Der Markt: Von blau zu grün zu weiß

•Bewegung in unseren Markt kommt durch die verschiedensten Dinge: neue Technologien, neue Bedürfnisse und Werte, neue Produkte, neue Brands, plötzliche Gamechanger, sich etablierende Industriestandards, große Unternehmenszusammenschlüsse oder Bildung von Quasi-Monopolen. Alles bringt Bewegung. Teilweise gewaltige. Diese Ereignisse geschehen jedoch oft in einem typischen Rhythmus … einer ganz bestimmten Reihenfolge. Sie ergeben zusammen eine Welle. Mit einem Anfang und einem Ende. Vom Horizont bis zum Strand. Einteilbar in fünf Phasen:

•Trend. Fast alles beginnt mit einem Trend. Weit entfernt am Horizont sehen wir große Entwicklungen, gesellschaftliche oder technologische Trends. Oft haben sie schon Auswirkungen auf einzelne spezielle Märkte, aber zu uns ist in dieser Phase noch nichts herübergeschwappt.

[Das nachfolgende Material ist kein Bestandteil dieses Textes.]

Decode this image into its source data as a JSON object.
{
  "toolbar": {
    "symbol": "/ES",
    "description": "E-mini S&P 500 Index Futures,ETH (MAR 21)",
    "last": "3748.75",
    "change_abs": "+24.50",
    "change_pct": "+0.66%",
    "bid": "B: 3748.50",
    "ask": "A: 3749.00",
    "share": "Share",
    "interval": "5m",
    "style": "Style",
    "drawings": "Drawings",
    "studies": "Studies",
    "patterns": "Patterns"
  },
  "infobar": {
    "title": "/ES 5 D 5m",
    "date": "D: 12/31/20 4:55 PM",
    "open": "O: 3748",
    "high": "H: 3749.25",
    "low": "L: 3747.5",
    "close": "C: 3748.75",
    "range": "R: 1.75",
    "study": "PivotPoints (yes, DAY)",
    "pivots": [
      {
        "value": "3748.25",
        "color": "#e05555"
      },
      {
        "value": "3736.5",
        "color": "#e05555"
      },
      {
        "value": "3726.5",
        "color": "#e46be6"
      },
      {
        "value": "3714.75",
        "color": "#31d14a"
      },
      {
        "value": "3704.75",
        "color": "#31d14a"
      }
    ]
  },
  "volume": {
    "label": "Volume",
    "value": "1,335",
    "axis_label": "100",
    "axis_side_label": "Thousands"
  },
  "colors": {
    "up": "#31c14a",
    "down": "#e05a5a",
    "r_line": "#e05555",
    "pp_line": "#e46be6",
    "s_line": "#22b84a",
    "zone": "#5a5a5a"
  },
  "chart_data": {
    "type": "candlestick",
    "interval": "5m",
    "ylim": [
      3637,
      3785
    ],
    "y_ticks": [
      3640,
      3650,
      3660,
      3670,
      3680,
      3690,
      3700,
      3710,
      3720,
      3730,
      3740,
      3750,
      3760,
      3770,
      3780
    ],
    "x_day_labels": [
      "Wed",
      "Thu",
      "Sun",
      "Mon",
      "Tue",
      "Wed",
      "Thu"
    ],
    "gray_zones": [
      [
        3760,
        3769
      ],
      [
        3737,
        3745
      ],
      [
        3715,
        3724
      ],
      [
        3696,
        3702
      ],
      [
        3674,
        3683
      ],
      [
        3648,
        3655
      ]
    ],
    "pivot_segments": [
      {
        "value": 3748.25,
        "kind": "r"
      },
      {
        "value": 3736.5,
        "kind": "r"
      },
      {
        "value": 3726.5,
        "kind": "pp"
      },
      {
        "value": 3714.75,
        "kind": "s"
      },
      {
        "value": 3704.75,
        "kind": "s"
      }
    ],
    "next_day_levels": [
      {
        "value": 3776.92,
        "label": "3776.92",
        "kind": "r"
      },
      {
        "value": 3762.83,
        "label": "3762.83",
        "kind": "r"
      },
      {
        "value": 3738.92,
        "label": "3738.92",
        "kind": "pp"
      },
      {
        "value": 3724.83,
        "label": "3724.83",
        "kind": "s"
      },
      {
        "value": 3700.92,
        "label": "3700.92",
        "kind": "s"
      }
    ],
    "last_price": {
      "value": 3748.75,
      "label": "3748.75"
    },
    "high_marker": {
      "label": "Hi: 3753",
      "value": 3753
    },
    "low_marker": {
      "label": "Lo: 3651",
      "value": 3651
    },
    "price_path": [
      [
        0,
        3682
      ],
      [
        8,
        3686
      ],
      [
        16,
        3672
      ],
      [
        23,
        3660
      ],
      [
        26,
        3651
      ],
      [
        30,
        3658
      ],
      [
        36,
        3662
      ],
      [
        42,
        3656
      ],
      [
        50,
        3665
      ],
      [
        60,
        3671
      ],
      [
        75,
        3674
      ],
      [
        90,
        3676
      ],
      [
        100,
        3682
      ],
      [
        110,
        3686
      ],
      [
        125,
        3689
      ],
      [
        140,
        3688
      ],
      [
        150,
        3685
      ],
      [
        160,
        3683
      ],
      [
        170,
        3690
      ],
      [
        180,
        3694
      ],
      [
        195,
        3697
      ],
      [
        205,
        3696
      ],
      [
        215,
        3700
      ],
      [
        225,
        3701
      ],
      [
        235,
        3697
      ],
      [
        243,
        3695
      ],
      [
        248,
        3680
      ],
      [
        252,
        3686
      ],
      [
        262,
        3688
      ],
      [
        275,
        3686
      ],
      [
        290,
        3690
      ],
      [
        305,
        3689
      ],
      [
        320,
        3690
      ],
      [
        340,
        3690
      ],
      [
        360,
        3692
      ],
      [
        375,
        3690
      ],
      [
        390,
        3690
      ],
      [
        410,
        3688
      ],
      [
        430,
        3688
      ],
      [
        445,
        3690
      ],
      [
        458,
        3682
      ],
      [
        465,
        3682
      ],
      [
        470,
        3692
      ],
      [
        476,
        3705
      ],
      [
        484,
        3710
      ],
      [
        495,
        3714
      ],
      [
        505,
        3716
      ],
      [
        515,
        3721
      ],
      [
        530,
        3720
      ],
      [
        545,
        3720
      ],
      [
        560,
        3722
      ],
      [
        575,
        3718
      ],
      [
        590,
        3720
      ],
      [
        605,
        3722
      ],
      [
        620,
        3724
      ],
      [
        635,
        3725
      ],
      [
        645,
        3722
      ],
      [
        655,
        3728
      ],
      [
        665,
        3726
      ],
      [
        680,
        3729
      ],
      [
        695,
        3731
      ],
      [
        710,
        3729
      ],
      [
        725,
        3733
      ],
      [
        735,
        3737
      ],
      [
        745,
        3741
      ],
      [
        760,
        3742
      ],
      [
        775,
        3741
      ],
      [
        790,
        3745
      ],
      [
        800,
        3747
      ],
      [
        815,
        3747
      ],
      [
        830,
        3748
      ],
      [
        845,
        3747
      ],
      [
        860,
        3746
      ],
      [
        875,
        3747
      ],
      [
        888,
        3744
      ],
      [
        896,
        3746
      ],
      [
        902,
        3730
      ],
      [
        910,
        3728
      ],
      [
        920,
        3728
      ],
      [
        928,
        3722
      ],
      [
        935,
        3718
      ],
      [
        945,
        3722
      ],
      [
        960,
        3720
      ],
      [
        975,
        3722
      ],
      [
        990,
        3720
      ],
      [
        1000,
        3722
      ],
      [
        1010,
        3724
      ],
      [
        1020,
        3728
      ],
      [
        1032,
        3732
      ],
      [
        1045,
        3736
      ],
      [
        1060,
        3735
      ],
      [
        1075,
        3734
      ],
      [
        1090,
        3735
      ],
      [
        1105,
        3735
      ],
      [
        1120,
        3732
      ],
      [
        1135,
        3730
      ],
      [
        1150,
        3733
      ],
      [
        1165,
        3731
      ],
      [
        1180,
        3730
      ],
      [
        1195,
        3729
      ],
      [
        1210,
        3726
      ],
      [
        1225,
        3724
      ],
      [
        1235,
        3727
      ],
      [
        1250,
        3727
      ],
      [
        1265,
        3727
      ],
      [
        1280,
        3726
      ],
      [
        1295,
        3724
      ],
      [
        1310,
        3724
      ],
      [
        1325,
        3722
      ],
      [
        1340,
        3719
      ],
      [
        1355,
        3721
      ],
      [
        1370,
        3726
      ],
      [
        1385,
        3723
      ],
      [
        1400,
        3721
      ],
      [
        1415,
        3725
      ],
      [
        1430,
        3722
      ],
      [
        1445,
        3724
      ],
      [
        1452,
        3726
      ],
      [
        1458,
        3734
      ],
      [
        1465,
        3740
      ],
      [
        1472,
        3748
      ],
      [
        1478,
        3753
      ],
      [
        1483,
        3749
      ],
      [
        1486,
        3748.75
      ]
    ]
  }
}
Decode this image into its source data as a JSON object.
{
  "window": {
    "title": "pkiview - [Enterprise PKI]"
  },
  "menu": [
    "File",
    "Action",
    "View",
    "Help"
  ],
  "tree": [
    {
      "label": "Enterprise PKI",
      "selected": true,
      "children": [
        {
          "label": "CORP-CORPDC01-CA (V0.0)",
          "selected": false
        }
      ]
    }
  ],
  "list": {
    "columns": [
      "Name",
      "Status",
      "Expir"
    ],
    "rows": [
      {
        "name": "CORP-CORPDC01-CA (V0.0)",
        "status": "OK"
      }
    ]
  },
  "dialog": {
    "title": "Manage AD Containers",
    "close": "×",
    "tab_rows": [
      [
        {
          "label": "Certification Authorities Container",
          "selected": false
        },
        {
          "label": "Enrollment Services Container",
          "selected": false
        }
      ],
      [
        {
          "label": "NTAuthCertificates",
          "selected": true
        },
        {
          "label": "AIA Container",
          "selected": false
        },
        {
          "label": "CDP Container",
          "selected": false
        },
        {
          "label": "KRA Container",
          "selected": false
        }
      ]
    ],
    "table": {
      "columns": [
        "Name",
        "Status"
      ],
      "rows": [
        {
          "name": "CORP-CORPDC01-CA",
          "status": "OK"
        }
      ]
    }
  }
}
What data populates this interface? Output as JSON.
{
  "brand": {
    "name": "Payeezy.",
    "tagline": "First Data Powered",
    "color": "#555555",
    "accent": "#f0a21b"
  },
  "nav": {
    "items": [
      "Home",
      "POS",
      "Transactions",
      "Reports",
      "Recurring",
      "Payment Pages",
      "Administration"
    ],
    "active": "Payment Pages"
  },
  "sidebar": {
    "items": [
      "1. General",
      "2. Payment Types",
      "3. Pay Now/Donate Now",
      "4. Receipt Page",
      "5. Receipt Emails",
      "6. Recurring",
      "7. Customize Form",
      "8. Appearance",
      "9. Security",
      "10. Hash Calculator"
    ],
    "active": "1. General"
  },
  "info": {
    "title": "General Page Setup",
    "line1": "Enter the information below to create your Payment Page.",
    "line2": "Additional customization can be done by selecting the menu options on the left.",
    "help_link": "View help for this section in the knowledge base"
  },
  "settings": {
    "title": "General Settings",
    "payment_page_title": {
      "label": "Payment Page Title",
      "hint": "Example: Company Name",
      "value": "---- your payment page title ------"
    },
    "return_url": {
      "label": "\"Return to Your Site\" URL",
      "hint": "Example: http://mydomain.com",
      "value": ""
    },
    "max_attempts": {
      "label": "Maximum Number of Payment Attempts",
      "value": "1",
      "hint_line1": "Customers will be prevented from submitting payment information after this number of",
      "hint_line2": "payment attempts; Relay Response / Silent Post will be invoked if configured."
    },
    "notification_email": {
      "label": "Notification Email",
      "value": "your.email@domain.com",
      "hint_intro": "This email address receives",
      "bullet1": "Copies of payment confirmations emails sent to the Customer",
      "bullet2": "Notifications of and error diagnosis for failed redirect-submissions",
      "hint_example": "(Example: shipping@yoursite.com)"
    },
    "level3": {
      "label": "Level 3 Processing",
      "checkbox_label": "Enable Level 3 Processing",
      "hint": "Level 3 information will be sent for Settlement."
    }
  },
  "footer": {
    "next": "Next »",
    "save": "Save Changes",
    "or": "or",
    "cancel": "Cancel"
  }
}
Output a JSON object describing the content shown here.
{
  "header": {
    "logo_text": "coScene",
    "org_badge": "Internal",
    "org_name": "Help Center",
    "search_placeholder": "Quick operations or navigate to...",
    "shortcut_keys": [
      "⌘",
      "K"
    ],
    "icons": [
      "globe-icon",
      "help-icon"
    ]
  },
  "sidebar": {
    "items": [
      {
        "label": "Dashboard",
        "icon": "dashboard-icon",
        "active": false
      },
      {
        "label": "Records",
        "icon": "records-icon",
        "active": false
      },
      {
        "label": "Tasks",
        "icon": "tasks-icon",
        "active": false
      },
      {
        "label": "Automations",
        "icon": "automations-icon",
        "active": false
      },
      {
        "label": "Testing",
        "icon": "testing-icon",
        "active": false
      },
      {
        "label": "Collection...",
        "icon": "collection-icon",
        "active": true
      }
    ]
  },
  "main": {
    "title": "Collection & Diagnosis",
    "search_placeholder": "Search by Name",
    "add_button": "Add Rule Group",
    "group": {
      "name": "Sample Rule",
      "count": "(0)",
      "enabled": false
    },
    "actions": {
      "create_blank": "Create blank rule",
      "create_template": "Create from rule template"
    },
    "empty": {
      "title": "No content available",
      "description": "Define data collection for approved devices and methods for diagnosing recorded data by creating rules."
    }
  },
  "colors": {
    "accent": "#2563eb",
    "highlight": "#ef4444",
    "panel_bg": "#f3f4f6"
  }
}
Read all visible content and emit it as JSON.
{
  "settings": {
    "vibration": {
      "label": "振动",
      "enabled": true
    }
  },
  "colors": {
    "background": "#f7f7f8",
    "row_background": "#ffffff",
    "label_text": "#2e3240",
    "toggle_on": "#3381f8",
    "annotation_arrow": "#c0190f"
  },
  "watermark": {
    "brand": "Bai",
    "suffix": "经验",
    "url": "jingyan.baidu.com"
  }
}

•Werte. Irgendwann entwickeln sich daraus aber auch neue Bedürfnisse und Werte, die unsere Nutzer:innen in unserem Markt haben. Die Welle ist da, sie ist grün und bricht.

•Produkte. Und plötzlich steigt der Franzose aus unserer Surfschule in die Welle ein. Mitbewerber:innen launchen mutig das erste Produkt. Eine erste Antwort auf das neue Wertesystem in unserem Markt. Und wenn die Welle trägt, kommen schnell weitere Produkte hinterher.

•Marken. Nachdem jetzt viele Mitbewerber:innen mit immer ausgereifteren Produkten in der Welle sind, verlagert sich der Fokus auf Marke, Markenstärkung und Nischen finden.

•Money. Jetzt sind so gut wie alle dabei. Die Marktführer sind etabliert, der Industriestandard steht, das Wachstum lässt nach, es muss Geld verdient werden. Wir sind fast am Strand. Und die Welle? Ist nur noch weißer Schaum.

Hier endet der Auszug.